In February 2016, Louis van Gaal was still trying to save whatever he could of his career at Manchester United and was deep into crisis talks with his first team squad following a Europa League defeat to FC Midtjylland.
The alarming thing was, this wasn’t the first set of ‘crisis talks’ he had been involved in around the time. A 2-0 Boxing Day defeat to Stoke saw him enter similar talks with Ed Woodward, where the Dutchman was convinced he had to resign.
‘Worse than Moyes’ was a phrase that began to echo around, which says all you need to know.
So, let’s quickly recap. Following a Boxing Day defeat to Stoke, a defeat to some Danish nobodies (sorry Midtjylland, but it’s true) and two sets of talks, Van Gaal now had to march whatever was left of his United squad into Old Trafford and put together a comeback to avoid being booted out of the Europa League – having already fallen at the first hurdle of the Champions League.
Marcus Rashford had only started twice for United’s Under-21s in Premier League 2 before being drafted into the matchday squad for the first team’s second leg tie against the Danes.
Soon, though, that spot in the squad turned into his first start for the Red Devils, with Anthony Martial picking up an injury in the pre-match warm up and having to pull out. For all of Van Gaal’s downfalls during his spell as United boss, there was very little he could do to stop such a torrid spell of bad luck. And when Midtjylland took the lead after 27 minutes at Old Trafford, it was looking like getting worse.
United equalised through an own goal and took the game into half-time at 1-1. They needed some magic, though. An air of fearlessness, unpredictability, ruthless aggression.
Did Van Gaal play Vince McMahon’s famous ‘ruthless aggression’ promo to his side at half-time? Probably not. They’d found that streak after the break though, with an unknown, 18-year-old Rashford stepping up and leading the charge. The teenager gave United the lead after 63 minutes when he smashed home from Juan Mata’s low cross, and added a second with 15 minutes to play to put United ahead on aggregate.

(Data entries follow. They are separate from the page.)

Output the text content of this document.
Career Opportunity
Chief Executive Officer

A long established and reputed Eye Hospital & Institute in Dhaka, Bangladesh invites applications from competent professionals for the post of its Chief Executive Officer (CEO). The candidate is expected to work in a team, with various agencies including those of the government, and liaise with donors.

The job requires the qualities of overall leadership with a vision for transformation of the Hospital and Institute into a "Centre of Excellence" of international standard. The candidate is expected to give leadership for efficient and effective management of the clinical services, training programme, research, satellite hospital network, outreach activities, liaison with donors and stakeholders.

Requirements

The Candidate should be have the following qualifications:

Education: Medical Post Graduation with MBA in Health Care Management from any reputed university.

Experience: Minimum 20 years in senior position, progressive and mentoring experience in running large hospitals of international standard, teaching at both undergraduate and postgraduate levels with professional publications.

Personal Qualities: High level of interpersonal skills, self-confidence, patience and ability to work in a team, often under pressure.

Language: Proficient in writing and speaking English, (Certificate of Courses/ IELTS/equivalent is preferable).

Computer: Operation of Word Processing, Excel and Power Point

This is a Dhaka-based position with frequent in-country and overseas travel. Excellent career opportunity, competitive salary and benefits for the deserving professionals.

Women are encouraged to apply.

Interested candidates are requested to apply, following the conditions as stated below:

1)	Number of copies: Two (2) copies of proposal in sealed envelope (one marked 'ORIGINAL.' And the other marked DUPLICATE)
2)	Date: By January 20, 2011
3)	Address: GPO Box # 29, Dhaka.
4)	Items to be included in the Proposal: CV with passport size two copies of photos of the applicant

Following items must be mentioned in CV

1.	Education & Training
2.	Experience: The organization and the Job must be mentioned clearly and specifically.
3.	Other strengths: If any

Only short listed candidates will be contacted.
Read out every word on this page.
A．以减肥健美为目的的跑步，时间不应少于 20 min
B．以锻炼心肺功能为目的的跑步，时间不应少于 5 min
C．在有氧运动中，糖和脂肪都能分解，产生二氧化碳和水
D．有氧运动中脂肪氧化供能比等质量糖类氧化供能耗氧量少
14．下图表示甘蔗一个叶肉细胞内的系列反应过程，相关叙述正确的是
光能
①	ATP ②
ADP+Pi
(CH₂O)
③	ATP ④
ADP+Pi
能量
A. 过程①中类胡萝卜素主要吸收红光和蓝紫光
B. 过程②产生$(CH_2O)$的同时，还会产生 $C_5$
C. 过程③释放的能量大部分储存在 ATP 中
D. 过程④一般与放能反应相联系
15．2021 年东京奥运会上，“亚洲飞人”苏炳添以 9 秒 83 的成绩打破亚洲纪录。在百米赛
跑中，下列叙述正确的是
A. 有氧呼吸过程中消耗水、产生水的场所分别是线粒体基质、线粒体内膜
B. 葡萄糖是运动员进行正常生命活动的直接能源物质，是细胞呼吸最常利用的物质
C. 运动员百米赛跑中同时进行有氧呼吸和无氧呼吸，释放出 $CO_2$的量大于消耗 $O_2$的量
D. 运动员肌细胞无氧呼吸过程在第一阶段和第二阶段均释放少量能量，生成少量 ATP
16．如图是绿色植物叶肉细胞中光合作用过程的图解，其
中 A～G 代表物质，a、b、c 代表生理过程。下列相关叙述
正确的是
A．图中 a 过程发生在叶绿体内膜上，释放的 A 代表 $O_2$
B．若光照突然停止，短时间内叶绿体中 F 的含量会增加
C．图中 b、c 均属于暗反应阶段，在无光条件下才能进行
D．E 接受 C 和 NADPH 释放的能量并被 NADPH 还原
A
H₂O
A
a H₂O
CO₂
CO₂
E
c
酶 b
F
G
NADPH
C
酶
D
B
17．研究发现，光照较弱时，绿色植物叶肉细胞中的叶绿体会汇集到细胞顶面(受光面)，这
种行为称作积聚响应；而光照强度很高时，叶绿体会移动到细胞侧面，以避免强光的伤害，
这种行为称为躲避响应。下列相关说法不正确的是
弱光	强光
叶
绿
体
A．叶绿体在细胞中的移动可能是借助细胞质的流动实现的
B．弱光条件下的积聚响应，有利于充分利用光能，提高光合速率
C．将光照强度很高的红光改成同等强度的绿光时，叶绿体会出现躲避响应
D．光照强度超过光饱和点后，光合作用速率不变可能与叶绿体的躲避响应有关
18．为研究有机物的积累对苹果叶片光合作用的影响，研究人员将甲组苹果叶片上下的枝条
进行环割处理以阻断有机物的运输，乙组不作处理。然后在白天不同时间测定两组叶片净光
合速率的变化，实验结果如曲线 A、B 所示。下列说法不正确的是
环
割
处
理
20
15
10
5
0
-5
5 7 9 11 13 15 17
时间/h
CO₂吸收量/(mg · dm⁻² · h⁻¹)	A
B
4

The floodgates opened and the panic was over for the Red Devils, who had five come the final whistle. But it wouldn’t have been possible without the magic from Rashford, who became United’s youngest goal scorer in European competition, breaking a record set by George Best.
It was a debut nobody could ever forget, as the local lad threw himself into a crowd of fans – which included Dean Henderson – as his second goal went in. United had seen it all before, however; James Wilson who had bagged twice on his debut was rotting away on loan at this point, while Federico Macheda was scraping together a career in the Championship.
Rashford was different, though.
For all of Van Gaal’s criticisms at United, one thing he was consistent on was his belief in youth – a key part to succeeding at the Theatre of Dreams. United turned that tie around with Rashford, Guillermo Varella and Joe Riley all on the field. Still plagued by injuries, they hosted Arsenal three days after the Europa League comeback and had to fashion a win with the same, depleted squad.
The dream start for Rashford was now in the rear view mirror and the pressure was on as he received his second start in one of English football’s most famous fixtures. 29 minutes into the game, he had his third Manchester United goal in as many days.
One goal wasn’t enough, though, and Rashford bagged a brace again in only his second appearance for United just three minutes later, before providing the assist for Ander Herrera as the Red Devils wound up 3-2 winners.
Hailed as ‘fantastic’ by Van Gaal following the performance, there was no turning back for Rashford, no matter how much fans and staff alike urged patience. He finished the 2015/16 season with 18 appearances in all competitions and bagged eight times along the way, including an eventual winner against Manchester City in his first ever senior derby – a goal he cites today as his favourite.
Van Gaal’s time at Old Trafford was a strange one. From theatrical touchline dives and endlessly entertaining press conferences to painfully laborious football, the Dutchman bowed out on a high by winning the FA Cup, and can always be remembered for being the man that allowed Rashford to get to where he is today.